Italian bicycle manufacturing company

Wilier Triestina (/it/) is an Italian manufacturer of racing bicycles, founded in 1906 by Pietro Dal Molin in Bassano del Grappa, Italy. They are now based in Rossano Veneto, Italy.

== History ==
Wilier Triestina started in a modest workshop on the banks of the river Brenta in San Fortunato by Pietro Dal Molin from Bassano del Grappa, Italy, in the summer of 1906.

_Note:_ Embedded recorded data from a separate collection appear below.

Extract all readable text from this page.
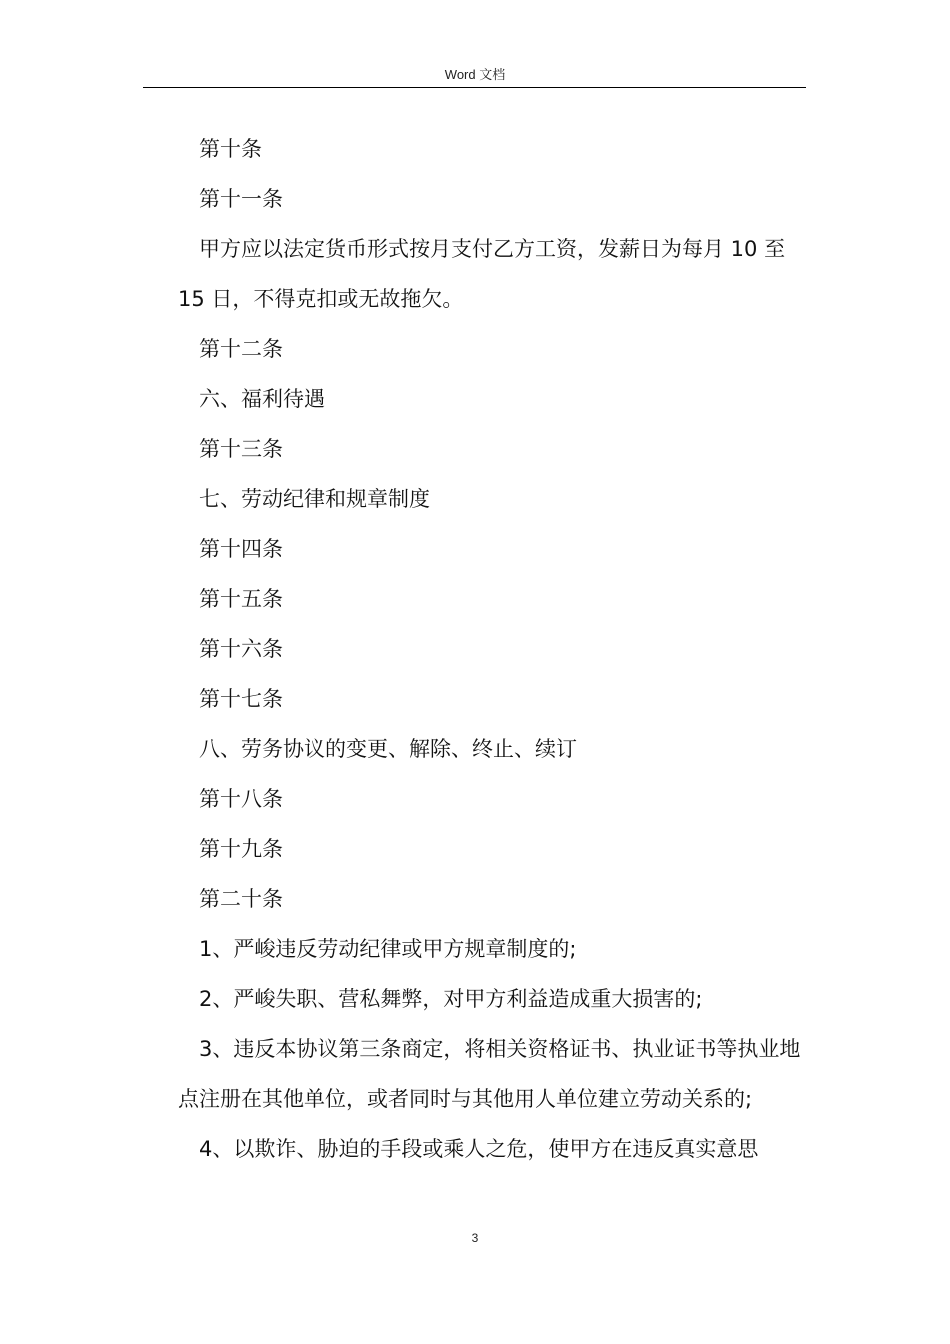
Word 文档

第十条

第十一条

甲方应以法定货币形式按月支付乙方工资，发薪日为每月 10 至 15 日，不得克扣或无故拖欠。

第十二条

六、福利待遇

第十三条

七、劳动纪律和规章制度

第十四条

第十五条

第十六条

第十七条

八、劳务协议的变更、解除、终止、续订

第十八条

第十九条

第二十条

1、严峻违反劳动纪律或甲方规章制度的;

2、严峻失职、营私舞弊，对甲方利益造成重大损害的;

3、违反本协议第三条商定，将相关资格证书、执业证书等执业地点注册在其他单位，或者同时与其他用人单位建立劳动关系的;

4、以欺诈、胁迫的手段或乘人之危，使甲方在违反真实意思

3
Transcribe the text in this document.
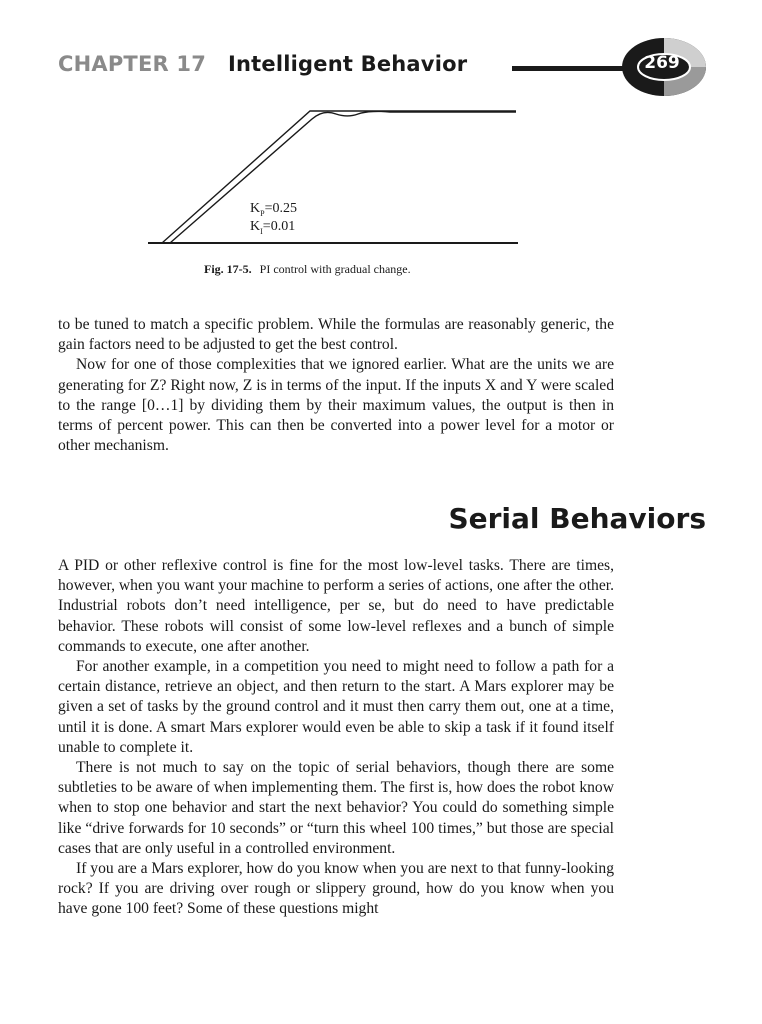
CHAPTER 17 Intelligent Behavior	269
$K_P=0.25$
$K_I=0.01$
Fig. 17-5. PI control with gradual change.

to be tuned to match a specific problem. While the formulas are reasonably generic, the gain factors need to be adjusted to get the best control.

Now for one of those complexities that we ignored earlier. What are the units we are generating for Z? Right now, Z is in terms of the input. If the inputs X and Y were scaled to the range [0…1] by dividing them by their maximum values, the output is then in terms of percent power. This can then be converted into a power level for a motor or other mechanism.

Serial Behaviors

A PID or other reflexive control is fine for the most low-level tasks. There are times, however, when you want your machine to perform a series of actions, one after the other. Industrial robots don’t need intelligence, per se, but do need to have predictable behavior. These robots will consist of some low-level reflexes and a bunch of simple commands to execute, one after another.

For another example, in a competition you need to might need to follow a path for a certain distance, retrieve an object, and then return to the start. A Mars explorer may be given a set of tasks by the ground control and it must then carry them out, one at a time, until it is done. A smart Mars explorer would even be able to skip a task if it found itself unable to complete it.

There is not much to say on the topic of serial behaviors, though there are some subtleties to be aware of when implementing them. The first is, how does the robot know when to stop one behavior and start the next behavior? You could do something simple like “drive forwards for 10 seconds” or “turn this wheel 100 times,” but those are special cases that are only useful in a controlled environment.

If you are a Mars explorer, how do you know when you are next to that funny-looking rock? If you are driving over rough or slippery ground, how do you know when you have gone 100 feet? Some of these questions might
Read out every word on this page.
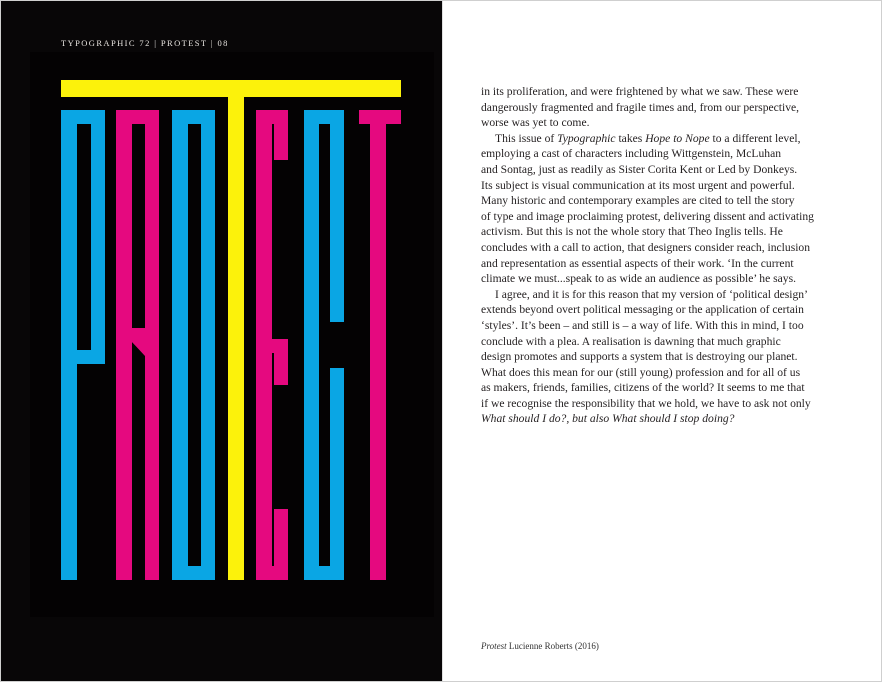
TYPOGRAPHIC 72 | PROTEST | 08
in its proliferation, and were frightened by what we saw. These were
dangerously fragmented and fragile times and, from our perspective,
worse was yet to come.
This issue of Typographic takes Hope to Nope to a different level,
employing a cast of characters including Wittgenstein, McLuhan
and Sontag, just as readily as Sister Corita Kent or Led by Donkeys.
Its subject is visual communication at its most urgent and powerful.
Many historic and contemporary examples are cited to tell the story
of type and image proclaiming protest, delivering dissent and activating
activism. But this is not the whole story that Theo Inglis tells. He
concludes with a call to action, that designers consider reach, inclusion
and representation as essential aspects of their work. ‘In the current
climate we must...speak to as wide an audience as possible’ he says.
I agree, and it is for this reason that my version of ‘political design’
extends beyond overt political messaging or the application of certain
‘styles’. It’s been – and still is – a way of life. With this in mind, I too
conclude with a plea. A realisation is dawning that much graphic
design promotes and supports a system that is destroying our planet.
What does this mean for our (still young) profession and for all of us
as makers, friends, families, citizens of the world? It seems to me that
if we recognise the responsibility that we hold, we have to ask not only
What should I do?, but also What should I stop doing?
Protest Lucienne Roberts (2016)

The company name originated as an acronym for the phrase "W l'Italia liberata e redenta", where the W is an abbreviation for "Viva!" (Long live Italy, liberated and redeemed). Triestina comes from the name of the city of Trieste. When Wilier was founded, Trieste was not part of Italy; the name 'Wilier Triestina' reflected a patriotic desire for it to be rejoined.

The famous Italian cyclist Fiorenzo Magni rode Wilier bikes in his 1948 Giro d'Italia win as well as his 1949 and 1950 Tour of Flanders wins.

Marco Pantani rode the 1997 Tour de France on a Wilier.

More recently World Champion Alessandro Ballan and runner up Damiano Cunego rode Wilier bicycles to victory in the 2008 UCI Road World Championships.

Since the 2018 season, Wilier Triestina supplies bikes to the UCI Pro Continental team Direct Énergie and from 2020 to 2024 to Astana Pro Team.